川上未映子さん「性差別はあらゆる被害につながる問題。言うことを当たり前にしていきたい」(後編)

  • 作家
  • Mieko Kawakami
  • 2018.2.22

  

インタビュー:島﨑今日子 / 写真:馬場磨貴、ヘアメイク:吉岡未江子

川上未映子さんが、初めてのノンフィクション『きみは赤ちゃん』を出版したのは2014年、38歳のときだった。妊娠から出産、初めての子育てまでの一刻一刻をつづったこの作品を書いたことで、川上さんはジェンダーと対峙するしかなくなったという。作品は、数多の共感を呼んで版を重ねるロングセラーとなった。

 

 『きみは赤ちゃん』は、言ってみれば「実録・女が修羅になるまで」です(笑)。あれを書いたとき、すばらしい体験をしたからそれを記録に残したいといった気持ちはほとんどありませんでした。世の中には出産神話や母性神話を強化して、出産育児をキラキラ体験のように思わせるものがいっぱいあるけれど、私の中では「赤ちゃん、可愛い。すべての輝きをありがとう」みたいなことだけを書くつもりはまったくなかった。いや、赤ちゃんや子どもの存在って、本当にすごいんですよ、最高です。でも私は、言葉にすればすべてがフィクションになってしまうなかで、しかし「どこまで本当のことを書けるか」に迫りたかった。世間に「妊娠出産育児、これ死ぬよ。こんな過酷なことをやってんの、普通のことやと思ってくれるなよ! 」という実感も含めて、すべてを記録しようと思いました。

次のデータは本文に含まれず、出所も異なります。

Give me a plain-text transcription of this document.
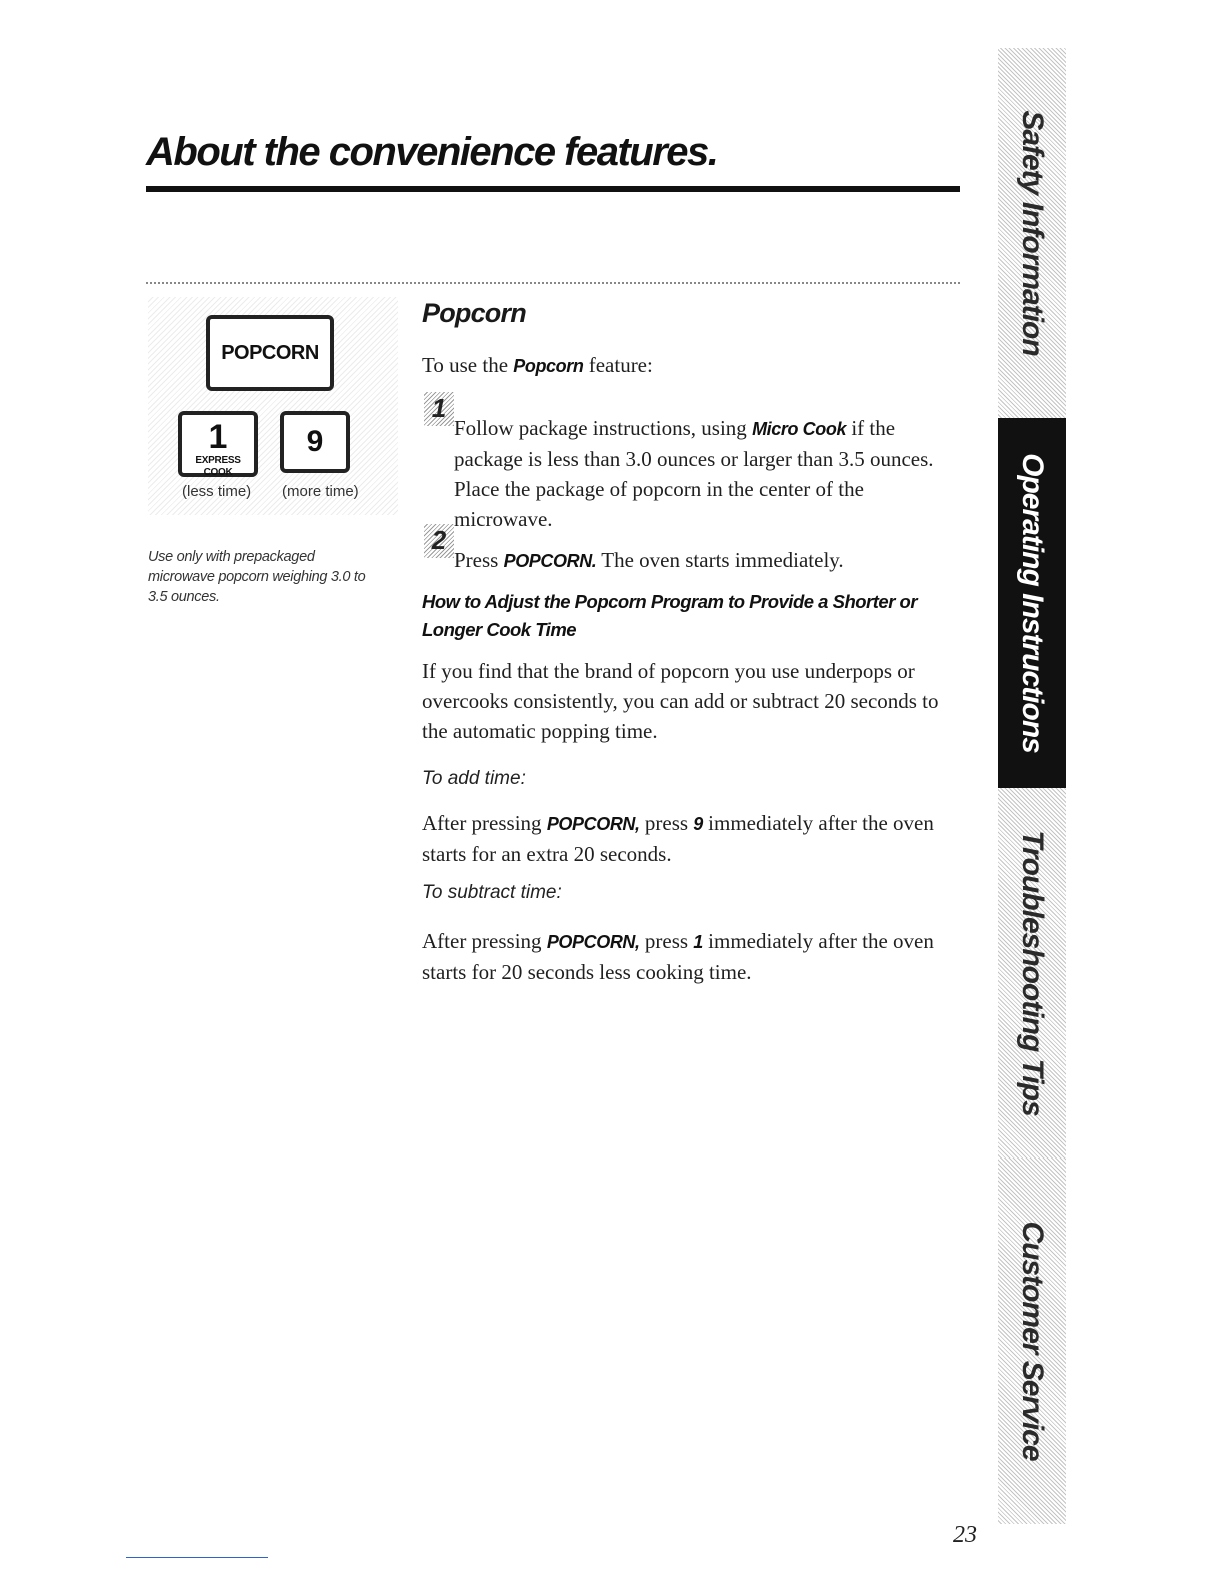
About the convenience features.
POPCORN
1
EXPRESS COOK
9
(less time) (more time)

Use only with prepackaged microwave popcorn weighing 3.0 to 3.5 ounces.

Popcorn

To use the Popcorn feature:

1

Follow package instructions, using Micro Cook if the package is less than 3.0 ounces or larger than 3.5 ounces. Place the package of popcorn in the center of the microwave.

2

Press POPCORN. The oven starts immediately.

How to Adjust the Popcorn Program to Provide a Shorter or Longer Cook Time

If you find that the brand of popcorn you use underpops or overcooks consistently, you can add or subtract 20 seconds to the automatic popping time.

To add time:

After pressing POPCORN, press 9 immediately after the oven starts for an extra 20 seconds.

To subtract time:

After pressing POPCORN, press 1 immediately after the oven starts for 20 seconds less cooking time.

Safety Information
Operating Instructions
Troubleshooting Tips
Customer Service
23
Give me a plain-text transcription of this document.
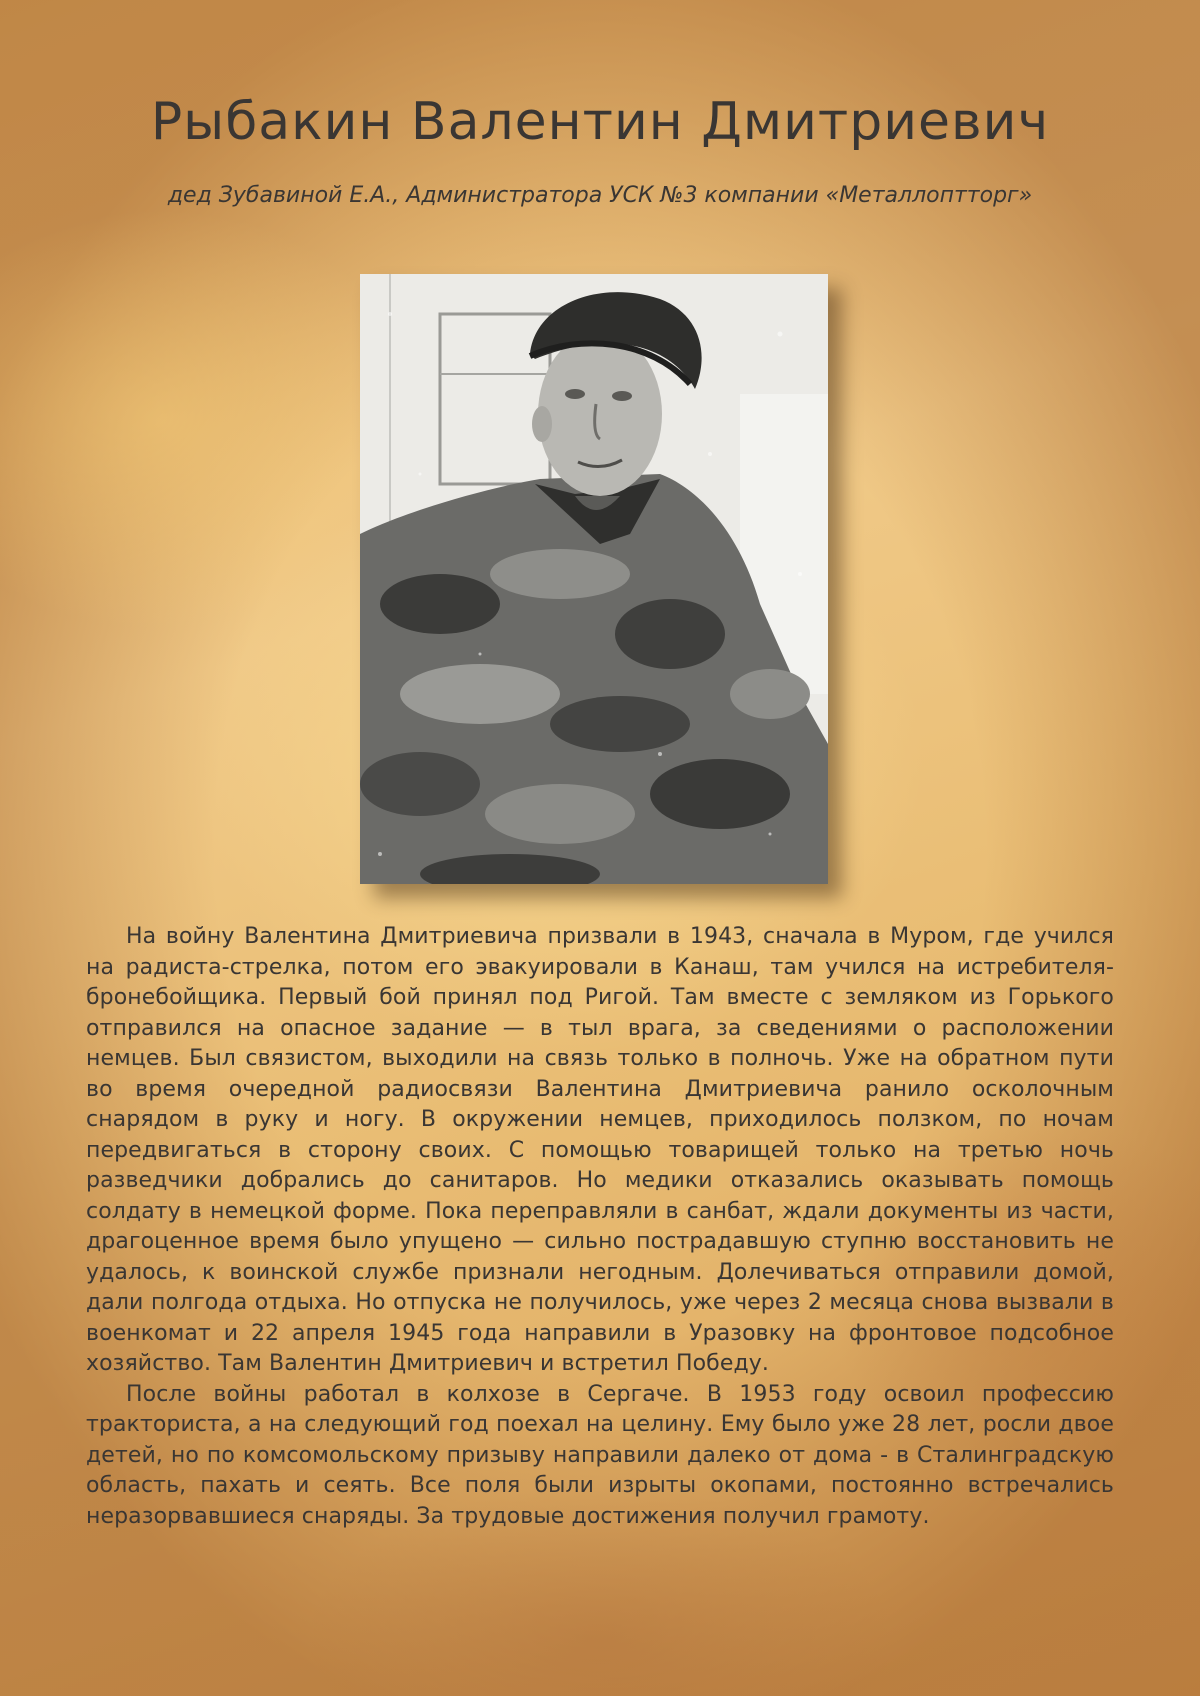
Рыбакин Валентин Дмитриевич

дед Зубавиной Е.А., Администратора УСК №3 компании «Металлоптторг»

На войну Валентина Дмитриевича призвали в 1943, сначала в Муром, где учился на радиста-стрелка, потом его эвакуировали в Канаш, там учился на истребителя-бронебойщика. Первый бой принял под Ригой. Там вместе с земляком из Горького отправился на опасное задание — в тыл врага, за сведениями о расположении немцев. Был связистом, выходили на связь только в полночь. Уже на обратном пути во время очередной радиосвязи Валентина Дмитриевича ранило осколочным снарядом в руку и ногу. В окружении немцев, приходилось ползком, по ночам передвигаться в сторону своих. С помощью товарищей только на третью ночь разведчики добрались до санитаров. Но медики отказались оказывать помощь солдату в немецкой форме. Пока переправляли в санбат, ждали документы из части, драгоценное время было упущено — сильно пострадавшую ступню восстановить не удалось, к воинской службе признали негодным. Долечиваться отправили домой, дали полгода отдыха. Но отпуска не получилось, уже через 2 месяца снова вызвали в военкомат и 22 апреля 1945 года направили в Уразовку на фронтовое подсобное хозяйство. Там Валентин Дмитриевич и встретил Победу.

После войны работал в колхозе в Сергаче. В 1953 году освоил профессию тракториста, а на следующий год поехал на целину. Ему было уже 28 лет, росли двое детей, но по комсомольскому призыву направили далеко от дома - в Сталинградскую область, пахать и сеять. Все поля были изрыты окопами, постоянно встречались неразорвавшиеся снаряды. За трудовые достижения получил грамоту.
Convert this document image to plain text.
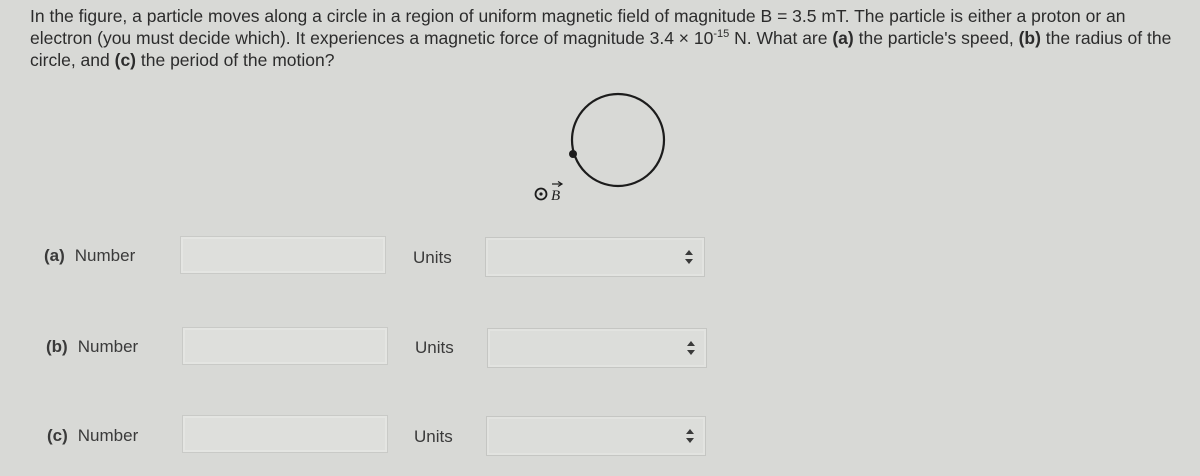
In the figure, a particle moves along a circle in a region of uniform magnetic field of magnitude B = 3.5 mT. The particle is either a proton or an electron (you must decide which). It experiences a magnetic force of magnitude $3.4 \times 10^{-15}$ N. What are (a) the particle's speed, (b) the radius of the circle, and (c) the period of the motion?
B
(a) Number	Units
(b) Number	Units
(c) Number	Units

 帝王切開で息子を産んだんですが、お腹を切って、麻酔からさめたあとに「帝王切開 まじ やばい」とiPhoneで書いてからは数日間、一字も書けなかった。ふつうに息もできないし、動けない。頭ではわかっていたけれど、実際おなか切ってみたら身動きできず、身体的なダメージが想像以上に大きかった。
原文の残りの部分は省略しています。